Mis razones contra la vigencia de la tauromaquia son peculiares, no especialmente afines con las que defienden los animalistas, a quienes en cualquier caso debo reconocer el valor de manifestarse públicamente en situaciones nada cómodas, exponiéndose a los ataques de energúmenos que esgrimen razones tan concluyentes como las de la intimidación, el insulto, el grito y la violencia. El toreo será poesía, pero la reciente escena de una turba de miserables agrediendo e intentando robar la cámara a dos espectadoras a las que identificaron como "enemigas" no puede ser más cutre. Es la misma impresión tercermundista y premoderna que ofrecen los defensores del Toro de la Vega cuando se enfrentan como una horda de simios a los periodistas que tratan de filmar el odioso espectáculo del que, por lo visto, tan orgullosos se sienten.
Yo creo que el eslogan "Cultura no es arte ni tortura" responde a un planteamiento equivocado. La fiesta de los toros es cultura, por supuesto que lo es... Y, como dijo Walter Benjamin, todo documento de cultura es a la vez uno de barbarie. El argumento puede aplicarse tranquilamente a las luchas romanas de gladiadores, no tengo ninguna duda de que eran emocionantes y contenían alguna forma de belleza. Si hemos decidido acabar con tamaña barbaridad, como con la de arrojar una cabra desde lo alto de un campanario o la de los jinetes que arrancan cabezas de gallos, es porque hemos entendido que nuestro mayor logro, y este sí es épico de verdad, no es la guerra sino la paz, no es la violencia sino el diálogo, no es la barbarie sino la civilización.
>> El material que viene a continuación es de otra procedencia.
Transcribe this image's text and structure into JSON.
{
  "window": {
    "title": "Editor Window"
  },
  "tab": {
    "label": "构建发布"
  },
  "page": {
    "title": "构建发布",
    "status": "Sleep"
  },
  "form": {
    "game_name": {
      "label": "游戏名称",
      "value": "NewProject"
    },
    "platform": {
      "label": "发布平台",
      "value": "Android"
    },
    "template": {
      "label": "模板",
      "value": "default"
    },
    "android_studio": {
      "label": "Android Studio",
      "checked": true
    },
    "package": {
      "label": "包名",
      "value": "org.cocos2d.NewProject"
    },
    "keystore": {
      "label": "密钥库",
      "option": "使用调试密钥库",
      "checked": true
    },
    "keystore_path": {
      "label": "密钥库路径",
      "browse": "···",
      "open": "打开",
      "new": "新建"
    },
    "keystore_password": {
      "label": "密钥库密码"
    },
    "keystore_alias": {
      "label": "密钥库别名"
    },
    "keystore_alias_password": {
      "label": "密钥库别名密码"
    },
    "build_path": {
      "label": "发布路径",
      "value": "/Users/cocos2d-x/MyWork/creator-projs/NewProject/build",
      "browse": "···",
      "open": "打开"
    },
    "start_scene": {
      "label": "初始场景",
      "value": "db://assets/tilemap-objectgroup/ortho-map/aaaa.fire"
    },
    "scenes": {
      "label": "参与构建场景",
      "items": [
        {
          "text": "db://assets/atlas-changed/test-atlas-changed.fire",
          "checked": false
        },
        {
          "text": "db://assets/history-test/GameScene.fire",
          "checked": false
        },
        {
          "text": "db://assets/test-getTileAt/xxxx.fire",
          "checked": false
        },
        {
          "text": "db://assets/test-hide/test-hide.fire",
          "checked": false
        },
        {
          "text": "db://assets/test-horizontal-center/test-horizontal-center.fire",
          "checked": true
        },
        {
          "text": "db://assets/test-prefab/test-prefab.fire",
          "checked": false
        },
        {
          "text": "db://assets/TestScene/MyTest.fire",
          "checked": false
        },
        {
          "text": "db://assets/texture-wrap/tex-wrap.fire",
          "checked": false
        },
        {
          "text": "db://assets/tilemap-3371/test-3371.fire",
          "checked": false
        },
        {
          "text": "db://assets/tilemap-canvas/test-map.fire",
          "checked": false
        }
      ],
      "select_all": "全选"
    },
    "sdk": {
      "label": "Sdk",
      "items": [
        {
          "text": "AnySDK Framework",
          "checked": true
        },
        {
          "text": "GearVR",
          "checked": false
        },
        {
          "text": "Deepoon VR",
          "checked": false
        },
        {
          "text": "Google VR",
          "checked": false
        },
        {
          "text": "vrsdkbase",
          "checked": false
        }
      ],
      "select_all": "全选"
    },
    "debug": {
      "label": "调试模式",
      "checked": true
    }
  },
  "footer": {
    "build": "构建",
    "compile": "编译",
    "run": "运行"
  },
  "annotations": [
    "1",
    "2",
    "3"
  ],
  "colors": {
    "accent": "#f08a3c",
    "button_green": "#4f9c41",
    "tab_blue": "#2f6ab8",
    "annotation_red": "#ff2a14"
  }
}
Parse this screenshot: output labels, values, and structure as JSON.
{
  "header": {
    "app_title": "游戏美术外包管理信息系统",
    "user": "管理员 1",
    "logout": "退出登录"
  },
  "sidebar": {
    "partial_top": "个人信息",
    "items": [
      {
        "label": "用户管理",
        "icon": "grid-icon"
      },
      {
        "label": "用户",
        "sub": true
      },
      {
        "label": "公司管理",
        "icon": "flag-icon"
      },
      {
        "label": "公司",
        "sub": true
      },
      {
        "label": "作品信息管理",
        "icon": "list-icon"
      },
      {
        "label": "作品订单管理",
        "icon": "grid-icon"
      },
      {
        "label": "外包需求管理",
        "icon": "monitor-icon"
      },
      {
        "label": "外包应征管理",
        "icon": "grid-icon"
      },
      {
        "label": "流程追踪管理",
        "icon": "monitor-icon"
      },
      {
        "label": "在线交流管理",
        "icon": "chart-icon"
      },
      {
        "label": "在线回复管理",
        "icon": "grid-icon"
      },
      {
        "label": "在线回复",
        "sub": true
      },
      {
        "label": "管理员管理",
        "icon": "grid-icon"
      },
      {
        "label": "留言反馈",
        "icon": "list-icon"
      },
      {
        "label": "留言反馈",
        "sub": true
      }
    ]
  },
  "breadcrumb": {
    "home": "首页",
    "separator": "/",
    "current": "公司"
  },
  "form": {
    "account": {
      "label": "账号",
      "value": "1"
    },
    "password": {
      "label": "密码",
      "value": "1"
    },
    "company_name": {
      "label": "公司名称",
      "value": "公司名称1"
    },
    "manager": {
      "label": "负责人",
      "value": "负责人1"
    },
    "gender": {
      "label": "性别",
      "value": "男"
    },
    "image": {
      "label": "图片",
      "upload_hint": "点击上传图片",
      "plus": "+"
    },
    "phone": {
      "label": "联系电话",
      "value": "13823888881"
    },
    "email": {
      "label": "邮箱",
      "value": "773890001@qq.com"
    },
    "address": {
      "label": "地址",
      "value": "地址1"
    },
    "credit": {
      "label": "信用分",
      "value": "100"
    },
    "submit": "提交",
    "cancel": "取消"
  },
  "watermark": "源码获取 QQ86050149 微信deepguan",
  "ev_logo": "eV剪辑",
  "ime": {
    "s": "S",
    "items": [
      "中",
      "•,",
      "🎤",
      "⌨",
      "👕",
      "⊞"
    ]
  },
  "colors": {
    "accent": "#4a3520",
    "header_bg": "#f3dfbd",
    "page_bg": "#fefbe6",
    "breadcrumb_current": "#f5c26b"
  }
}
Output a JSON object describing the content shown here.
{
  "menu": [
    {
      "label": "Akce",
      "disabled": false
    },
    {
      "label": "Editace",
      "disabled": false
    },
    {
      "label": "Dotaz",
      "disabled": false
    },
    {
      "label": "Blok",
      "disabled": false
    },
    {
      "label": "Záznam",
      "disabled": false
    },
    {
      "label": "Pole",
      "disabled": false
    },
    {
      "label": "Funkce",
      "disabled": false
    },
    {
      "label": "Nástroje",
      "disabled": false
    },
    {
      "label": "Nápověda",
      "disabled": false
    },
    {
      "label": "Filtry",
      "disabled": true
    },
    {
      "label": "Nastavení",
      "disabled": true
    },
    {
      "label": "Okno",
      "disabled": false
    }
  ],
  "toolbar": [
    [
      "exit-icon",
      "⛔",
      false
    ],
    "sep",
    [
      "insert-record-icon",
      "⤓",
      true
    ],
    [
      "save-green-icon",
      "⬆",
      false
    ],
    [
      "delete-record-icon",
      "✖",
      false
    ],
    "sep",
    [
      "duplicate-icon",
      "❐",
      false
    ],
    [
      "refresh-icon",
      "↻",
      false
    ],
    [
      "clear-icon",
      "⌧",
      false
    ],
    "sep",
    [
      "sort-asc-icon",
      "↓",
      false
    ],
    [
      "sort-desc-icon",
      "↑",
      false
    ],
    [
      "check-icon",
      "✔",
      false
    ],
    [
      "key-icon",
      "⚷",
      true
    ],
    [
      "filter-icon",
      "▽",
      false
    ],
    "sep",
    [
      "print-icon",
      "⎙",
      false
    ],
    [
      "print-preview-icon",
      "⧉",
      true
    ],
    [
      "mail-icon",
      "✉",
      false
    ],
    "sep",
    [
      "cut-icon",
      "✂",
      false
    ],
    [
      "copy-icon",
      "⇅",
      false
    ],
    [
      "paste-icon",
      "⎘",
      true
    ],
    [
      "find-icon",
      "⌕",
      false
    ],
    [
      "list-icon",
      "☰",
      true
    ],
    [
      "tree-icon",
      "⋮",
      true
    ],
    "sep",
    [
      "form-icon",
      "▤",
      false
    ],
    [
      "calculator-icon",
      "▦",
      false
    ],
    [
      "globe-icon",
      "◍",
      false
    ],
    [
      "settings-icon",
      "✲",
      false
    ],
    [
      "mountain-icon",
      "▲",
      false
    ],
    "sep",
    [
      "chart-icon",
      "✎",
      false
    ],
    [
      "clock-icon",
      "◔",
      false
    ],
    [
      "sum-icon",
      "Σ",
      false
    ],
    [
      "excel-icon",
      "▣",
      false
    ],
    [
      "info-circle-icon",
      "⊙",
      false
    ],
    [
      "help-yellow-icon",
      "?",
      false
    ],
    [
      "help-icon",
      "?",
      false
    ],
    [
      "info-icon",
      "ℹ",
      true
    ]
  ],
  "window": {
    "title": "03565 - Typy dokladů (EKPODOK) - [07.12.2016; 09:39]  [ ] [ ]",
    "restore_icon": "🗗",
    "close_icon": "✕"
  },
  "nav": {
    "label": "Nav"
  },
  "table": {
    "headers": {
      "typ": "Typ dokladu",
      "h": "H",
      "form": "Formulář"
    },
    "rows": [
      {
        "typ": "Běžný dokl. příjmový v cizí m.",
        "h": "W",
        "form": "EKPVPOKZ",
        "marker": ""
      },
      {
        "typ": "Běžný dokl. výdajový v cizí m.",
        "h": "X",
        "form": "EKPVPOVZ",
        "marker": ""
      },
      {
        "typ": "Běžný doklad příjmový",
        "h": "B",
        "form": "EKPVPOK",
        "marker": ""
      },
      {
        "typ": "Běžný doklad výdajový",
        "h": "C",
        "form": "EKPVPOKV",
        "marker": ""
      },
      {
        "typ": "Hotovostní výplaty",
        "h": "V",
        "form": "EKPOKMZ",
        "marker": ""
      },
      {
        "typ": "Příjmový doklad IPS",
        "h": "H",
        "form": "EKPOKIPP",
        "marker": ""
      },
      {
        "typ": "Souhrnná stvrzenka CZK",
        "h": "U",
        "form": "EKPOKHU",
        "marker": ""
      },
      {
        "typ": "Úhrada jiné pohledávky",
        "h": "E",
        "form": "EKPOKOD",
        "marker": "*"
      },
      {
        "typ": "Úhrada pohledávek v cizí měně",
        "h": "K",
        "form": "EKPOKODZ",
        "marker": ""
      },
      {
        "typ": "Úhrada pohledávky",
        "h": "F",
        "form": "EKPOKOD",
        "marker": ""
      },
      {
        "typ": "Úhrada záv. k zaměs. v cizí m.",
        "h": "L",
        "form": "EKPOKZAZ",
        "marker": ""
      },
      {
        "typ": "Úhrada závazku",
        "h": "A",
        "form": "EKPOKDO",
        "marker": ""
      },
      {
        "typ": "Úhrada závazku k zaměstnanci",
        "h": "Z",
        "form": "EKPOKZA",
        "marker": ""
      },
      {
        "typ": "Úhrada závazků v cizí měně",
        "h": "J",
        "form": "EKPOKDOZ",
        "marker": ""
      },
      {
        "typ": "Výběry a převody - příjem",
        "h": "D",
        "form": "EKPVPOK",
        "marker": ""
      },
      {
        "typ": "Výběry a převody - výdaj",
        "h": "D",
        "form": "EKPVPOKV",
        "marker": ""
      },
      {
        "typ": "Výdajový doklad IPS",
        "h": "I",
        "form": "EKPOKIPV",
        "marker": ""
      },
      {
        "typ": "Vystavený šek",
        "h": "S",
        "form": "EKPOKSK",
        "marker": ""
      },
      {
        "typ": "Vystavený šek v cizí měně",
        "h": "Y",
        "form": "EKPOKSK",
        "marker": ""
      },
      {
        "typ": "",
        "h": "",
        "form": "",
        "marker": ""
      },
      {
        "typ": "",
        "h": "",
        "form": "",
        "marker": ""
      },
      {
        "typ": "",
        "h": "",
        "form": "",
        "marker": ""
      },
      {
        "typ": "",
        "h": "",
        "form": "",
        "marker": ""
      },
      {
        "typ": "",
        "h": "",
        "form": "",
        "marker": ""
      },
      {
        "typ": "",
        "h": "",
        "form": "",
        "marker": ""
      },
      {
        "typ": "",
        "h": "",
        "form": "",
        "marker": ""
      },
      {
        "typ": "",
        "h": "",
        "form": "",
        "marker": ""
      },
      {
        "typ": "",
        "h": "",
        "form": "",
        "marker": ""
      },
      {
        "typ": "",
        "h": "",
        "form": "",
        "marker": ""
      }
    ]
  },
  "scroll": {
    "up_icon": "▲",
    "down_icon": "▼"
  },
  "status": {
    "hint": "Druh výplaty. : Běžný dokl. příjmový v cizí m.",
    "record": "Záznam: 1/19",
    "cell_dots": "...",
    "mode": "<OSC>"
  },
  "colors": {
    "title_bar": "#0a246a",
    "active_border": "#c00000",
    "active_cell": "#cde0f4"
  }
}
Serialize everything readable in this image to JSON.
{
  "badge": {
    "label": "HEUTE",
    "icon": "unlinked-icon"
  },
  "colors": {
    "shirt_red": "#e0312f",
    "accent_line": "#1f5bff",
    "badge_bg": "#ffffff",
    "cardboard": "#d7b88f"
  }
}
A resultas de la majestuosa actuación de José Tomás en la plaza de Jerez, donde el mejor torero que he conocido logró hacer creer que Dios había bajado al coso vestido de luces, el periodista de El País, Rubén Amón, aprovechó para escribir un artículo en defensa de la fiesta taurina.
"Al fin alguien que argumenta, un taurino que no sólo grita", pensé... Decepción total, Amón escribe bellamente sobre "el misterio eucarístico y pagano" de la fiesta, pero no da una sola razón capaz de convencer a un abolicionista, sólo se dedica a ridiculizar su posición.
"No dispongo de grandes argumentos racionales para defender la corrida de toros", aunque alude de soslayo y sin explicarse a "razones económicas y medio ambientales". No va, asegura, a la plaza por sadismo -estaría bueno-, de lo que deduzco que el dolor y la muerte se justifican para él por la belleza del espectáculo. Según Amón somos una sociedad "flower power" -él y los taurinos son la excepción, muy machos, claro-, que no soporta la idea de la muerte ni es por tanto capaz de entender la creatividad que propicia. Somos, como dijo Heidegger, seres para la muerte, pero eso no significa que hayamos de convertirla en espectáculo. Esa es una de las razones por las que ya no vemos suplicios y muertes en las plazas públicas como hace siglos.
No hace falta tener una moral heredada de Walt Disney ni ser un hipócrita, como Amón acusa, para ser abolicionista. Me parece especialmente denigratorio, e impropio de un escritor en nómina de un diario tan poderoso, añadir que quienes se conduelen hipócritamente por la muerte de un león africano no reaccionaran de igual manera ante las fosas comunes del dictador Mugabe. A este nivel tan rastrero, podría yo igualmente suponer que los taurófilos veneran la violencia y la crueldad, que de pequeños, mientras se reían de quienes lloraban por Bamby, ellos cazaban y torturaban horriblemente a gatos y lagartijas, como muchas veces vi en mi infancia.
No, no tenemos una cultura insípida e inodora, no al menos por el coraje de quienes son capaces de enfrentarse a un montón de energúmenos para evitar que se perpetre una nueva exhibición de violencia. Quizá ahí esté la verdadera épica.